🔗 The decline of the user interface
infoworld.com
When we first got the personal computer, we didn't worry much about how things worked. We were, frankly, stunned that we even had such a thing. You had to learn some arcane lingo to type into a DOS prompt. That the computer might be difficult or awkward to use didn't occur to us. But things gradually got more sophisticated, and when the original Macintosh came out with its powerful graphical user interface, we started realizing that the process of interacting with a computer could matter to us.
Software developers started having to think not only about how the program was going to get the job done, but also about how the user was going to interact with the program to get the job done. It became clear that a good user interface was something that would sell more software. If it were easy and intuitive to interact with an application, then users could get more done and would love the application.

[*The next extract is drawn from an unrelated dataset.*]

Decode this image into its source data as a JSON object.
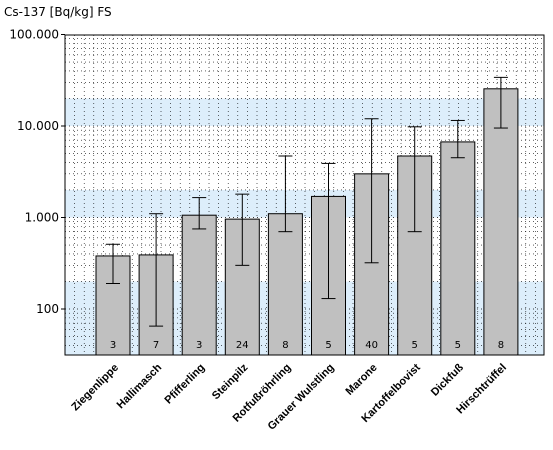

Standardization was the first step. One of the things that the Macintosh, and later Windows, did was to make a lot of the computer interactions we take for granted today "normal." The File menu, with options like New, Open, Save, and Exit, became commonplace. Dialog boxes had Ok and Cancel buttons, and all of these things did what they were expected to do.
This idea culminated in a seminal book by Alan Cooper, et. al., called About Face: The Essentials of Interaction Design, which codified and explained many of the design patterns that computer users have come to expect, as well as blazing a trail for new ideas that made human interaction with computers work better.
Sadly, everywhere you go on the web these days you can see that these very useful, helpful notions are being lost.